My Old Friend Horst

Horst was truly one of the nicest old fellows I ever met. He worked as a superintendent, building apartments. He may be the only man in that position I never had a head-butting with. There was something about the way he approached things, that I worked extra hard to be sure I pleased him.

We first started working together in the mid 1990s. Our friendship grew over the next few years. Horst loved deer hunting. I started including him in any hunts we were going on, whether business or when I was taking my sons hunting. He had wonderful stories to tell, which in his broken English was made even better. He had been born and grew up in Germany. He loved cigars and good whiskey, but was such a gentleman that he would never light up where it was a bother to anyone, nor did he drink to excess. Everything in his life was so neat and orderly. Even his shirts were pressed and wrinkle free when he walked out the door heading to a deer stand.

He hunted with a 270 left handed bolt action he had built by a small arms company in Sherman, Texas. The DuBiel Arms Company was only in business from the mid 1970′ until the late 1980s but produced some real nice guns.

He always admired the 270 Remington rifle that I hunted with. It too was left handed, so we made a pact that who ever died first, the other would inherit his 270. It was something done in earnest.

Upon the passing of Horst in 2005 several of the boys went with me to his funeral, several hours away in East Texas. We spent the whole trip reminiscing about our hunts with Horst and what memories we had made with him.

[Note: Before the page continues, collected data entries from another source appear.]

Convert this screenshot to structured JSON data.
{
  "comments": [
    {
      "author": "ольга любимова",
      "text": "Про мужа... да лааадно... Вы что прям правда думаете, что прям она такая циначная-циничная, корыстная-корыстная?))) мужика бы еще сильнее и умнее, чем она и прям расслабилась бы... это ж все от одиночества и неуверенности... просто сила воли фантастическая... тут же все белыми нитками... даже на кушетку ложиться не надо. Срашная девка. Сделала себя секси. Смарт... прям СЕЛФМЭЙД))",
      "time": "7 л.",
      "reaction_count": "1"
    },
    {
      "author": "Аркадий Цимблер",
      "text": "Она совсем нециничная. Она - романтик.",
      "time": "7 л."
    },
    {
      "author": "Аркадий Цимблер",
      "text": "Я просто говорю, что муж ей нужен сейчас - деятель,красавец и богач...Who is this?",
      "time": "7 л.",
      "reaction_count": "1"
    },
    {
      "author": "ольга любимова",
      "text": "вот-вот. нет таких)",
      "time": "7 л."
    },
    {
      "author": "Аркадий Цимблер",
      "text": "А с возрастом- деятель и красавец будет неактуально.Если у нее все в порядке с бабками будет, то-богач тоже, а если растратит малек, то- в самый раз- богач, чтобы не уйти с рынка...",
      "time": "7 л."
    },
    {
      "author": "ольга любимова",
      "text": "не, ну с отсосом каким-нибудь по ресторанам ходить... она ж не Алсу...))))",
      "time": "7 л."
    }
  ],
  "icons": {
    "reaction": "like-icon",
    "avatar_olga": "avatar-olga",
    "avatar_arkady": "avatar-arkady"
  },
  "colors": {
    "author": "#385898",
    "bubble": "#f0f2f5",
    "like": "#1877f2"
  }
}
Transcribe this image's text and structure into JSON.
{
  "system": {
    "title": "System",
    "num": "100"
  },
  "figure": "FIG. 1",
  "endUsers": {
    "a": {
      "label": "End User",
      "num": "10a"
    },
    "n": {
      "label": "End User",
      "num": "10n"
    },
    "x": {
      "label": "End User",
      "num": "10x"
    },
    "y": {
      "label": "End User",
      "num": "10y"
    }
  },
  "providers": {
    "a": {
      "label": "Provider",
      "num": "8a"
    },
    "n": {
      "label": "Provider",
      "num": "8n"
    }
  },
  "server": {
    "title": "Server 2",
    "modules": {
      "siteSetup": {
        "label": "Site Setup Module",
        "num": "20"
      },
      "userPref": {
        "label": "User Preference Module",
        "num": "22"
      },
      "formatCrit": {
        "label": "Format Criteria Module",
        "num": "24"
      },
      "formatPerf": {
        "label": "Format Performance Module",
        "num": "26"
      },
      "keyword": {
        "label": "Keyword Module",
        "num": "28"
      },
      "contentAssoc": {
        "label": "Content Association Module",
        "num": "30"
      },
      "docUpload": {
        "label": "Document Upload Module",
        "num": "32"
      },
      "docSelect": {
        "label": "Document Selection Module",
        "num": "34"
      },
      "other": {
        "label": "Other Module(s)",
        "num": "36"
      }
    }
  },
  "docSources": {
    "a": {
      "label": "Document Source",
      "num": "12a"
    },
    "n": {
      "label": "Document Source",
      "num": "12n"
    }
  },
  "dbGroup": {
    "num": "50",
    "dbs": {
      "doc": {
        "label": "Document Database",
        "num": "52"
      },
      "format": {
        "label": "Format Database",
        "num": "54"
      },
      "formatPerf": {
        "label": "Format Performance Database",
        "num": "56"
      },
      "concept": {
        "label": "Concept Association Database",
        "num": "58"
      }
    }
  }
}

Some time later when I was traveling through East Texas, I stopped in and visited with his widow. I had only met her at the funeral. She and Horst hadn’t been married for that many years when I got to know him. She seldom traveled with him to the places he worked. She was content with him coming home every couple of weeks for the weekend and it seemed like an arrangement that worked for him as well.

She told me she had been able to sell most of Horst’s guns and power tools for a good amount of money, because he only bought the best of everything and kept everything in immaculate condition. I never brought up to her about the pact that Horst and I made, as it didn’t seem to serve a purpose. After a long visit I left and came home.

A year or two later a fellow, Glen, in San Antonio that worked for a excavation contractor ask my brother Kenny if he had heard anything out of Horst. Kenny told him that Horst had died. The fellow lived in Seguin Texas and had delivered a hunting rifle to a gunsmith there for Horst to have for some repairs done to it.

Horst had finished the project he was working on in San Antonio and moved on to another city for his next one.

Glen had received a call recently about the rifle and and was told that no one ever picked it up. When he told Kenny it was a left handed 270, it clicked that it was the gun I was suppose to have. Glen found the receipt ticket and gave it Kenny. We went and picked it up.

While I felt bad in one way about the way it all happened, there was a handshake made. A deal is a deal. I guess I figured it was meant to be or there would have been a different outcome.